I am attempting to calculate the force (in KgF) of a water pump + nozzle system. I have the pump curve (head vs. flow rate) for the pump, the diameter of the connection hose (2 inches) and the nozzle diameter (1 inch). The connection hose between the pump and nozzle is very short (approx 10 cm). How do I calculate the possible forces created by this system by tuning the flow rate output from the pump? Thanks!

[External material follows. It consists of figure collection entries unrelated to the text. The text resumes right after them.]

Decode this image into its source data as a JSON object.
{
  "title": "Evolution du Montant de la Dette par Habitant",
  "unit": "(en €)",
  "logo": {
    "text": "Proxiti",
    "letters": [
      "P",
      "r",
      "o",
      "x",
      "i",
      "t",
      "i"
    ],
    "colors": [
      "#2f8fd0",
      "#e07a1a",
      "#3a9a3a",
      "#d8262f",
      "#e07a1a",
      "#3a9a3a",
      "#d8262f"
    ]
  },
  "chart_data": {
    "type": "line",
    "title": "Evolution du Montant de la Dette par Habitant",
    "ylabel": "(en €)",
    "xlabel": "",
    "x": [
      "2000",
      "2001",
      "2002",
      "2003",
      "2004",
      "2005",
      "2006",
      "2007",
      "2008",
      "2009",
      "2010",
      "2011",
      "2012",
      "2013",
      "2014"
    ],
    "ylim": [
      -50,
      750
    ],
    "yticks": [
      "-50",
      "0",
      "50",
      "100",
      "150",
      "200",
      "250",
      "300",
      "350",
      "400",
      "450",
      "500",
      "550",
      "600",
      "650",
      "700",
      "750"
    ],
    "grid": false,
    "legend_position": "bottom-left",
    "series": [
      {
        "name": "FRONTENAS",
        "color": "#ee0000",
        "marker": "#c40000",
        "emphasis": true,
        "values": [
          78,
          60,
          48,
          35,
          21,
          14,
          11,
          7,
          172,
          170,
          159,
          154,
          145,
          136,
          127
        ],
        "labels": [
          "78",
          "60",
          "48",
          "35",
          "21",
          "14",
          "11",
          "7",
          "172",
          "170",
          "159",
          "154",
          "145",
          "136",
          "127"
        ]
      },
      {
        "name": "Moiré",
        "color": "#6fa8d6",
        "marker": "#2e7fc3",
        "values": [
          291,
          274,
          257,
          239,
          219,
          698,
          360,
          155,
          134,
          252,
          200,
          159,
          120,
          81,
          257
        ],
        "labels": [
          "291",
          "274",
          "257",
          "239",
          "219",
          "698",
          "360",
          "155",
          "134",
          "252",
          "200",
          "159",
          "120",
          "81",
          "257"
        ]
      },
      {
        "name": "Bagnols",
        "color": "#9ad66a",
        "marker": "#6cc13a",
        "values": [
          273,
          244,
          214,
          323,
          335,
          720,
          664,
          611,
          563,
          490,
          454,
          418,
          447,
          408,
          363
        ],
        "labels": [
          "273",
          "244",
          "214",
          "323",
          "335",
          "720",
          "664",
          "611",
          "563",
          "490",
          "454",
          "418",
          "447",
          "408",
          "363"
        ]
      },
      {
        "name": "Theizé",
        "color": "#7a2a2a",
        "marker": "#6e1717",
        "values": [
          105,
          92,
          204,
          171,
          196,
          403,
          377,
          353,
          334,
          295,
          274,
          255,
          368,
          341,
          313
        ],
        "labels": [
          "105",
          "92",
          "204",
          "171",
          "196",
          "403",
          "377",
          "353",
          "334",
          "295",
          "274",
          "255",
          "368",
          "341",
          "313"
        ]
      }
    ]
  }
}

Example point on the pump curve: 20 psi at 180 gallons per minute.

 

[berkeman]

Welcome to the PF.

Which force on what where? The force of the stream of fluid on something at some distance away from the nozzle? Or some other force? Sorry, but it's not obvious to me from reading your question. Thanks.

 

[CCM_CAN]

The propulsive force of the water stream coming out of the nozzle. Basically I am trying to combine the pump characteristics and curve with the analysis given on the following link: https://www.engineeringtoolbox.com/jet-discharge-propulsion-force-d_1868.html

The area I am unsure of is how to use the analysis from the link above with what I know about the pump (pump curve).

 

[Dullard]

You posted in 'Engineering' rather than 'Physics,' so:

You can safely ignore the 2" hose - any contribution from it will disappear in other non-idealities.

You have to determine where on the pump curve that you'll be operating. That is the point where the pump curve intersects with the 'system curve.' This may be done mathematically or graphically - I'd do it graphically. Absent other information, you can approximate the Cv for a 1" (ID) nozzle at 27. The nozzle curve (that you generate from the Cv) is your system curve. Once you determine that point, you'll know the flow and pressure at the nozzle inlet.

You mention 'tuning' the flow rate. If that's by means of pump speed control, you'll need to generate a new pump curve for each speed and determine the new intersection point; if by means of a 'throttle valve' between the pump and nozzle, you'll need to add the flow characteristics of the valve to your nozzle characteristics to get the system curve.

Assuming that you were using a small (or long) hose, the characteristics of that might also need to be included in your system curve.

 

[russ_watters]

I am attempting to calculate the force (in KgF) of a water pump + nozzle system. I have the pump curve (head vs. flow rate) for the pump, the diameter of the connection hose (2 inches) and the nozzle diameter (1 inch). The connection hose between the pump and nozzle is very short (approx 10 cm). How do I calculate the possible forces created by this system by tuning the flow rate output from the pump? Thanks!

Example point on the pump curve: 20 psi at 180 gallons per minute.

Do you have a performance curve for the nozzle, or is it just a simple cone?

 

[CCM_CAN]

Simple cone, linear decrease in diameter from 2 inch to `1 inch.

 

[russ_watters]

Simple cone, linear decrease in diameter from 2 inch to `1 inch.

@Dullard gave a good method just before I posted my question. Cv is called a flow coefficient. you can google for the equation, graph it, and see where it intersects the pump curve to get your flow rate.

Alternately and separately I was plugging values into an orifice flow rate calculator on tlv.com and using a 90% efficiency/discharge coefficient yields the same 27 Cv. You could plug in different values for pressure drop until you hit a point on your curve. It's actually not too far off the point you picked as your sample.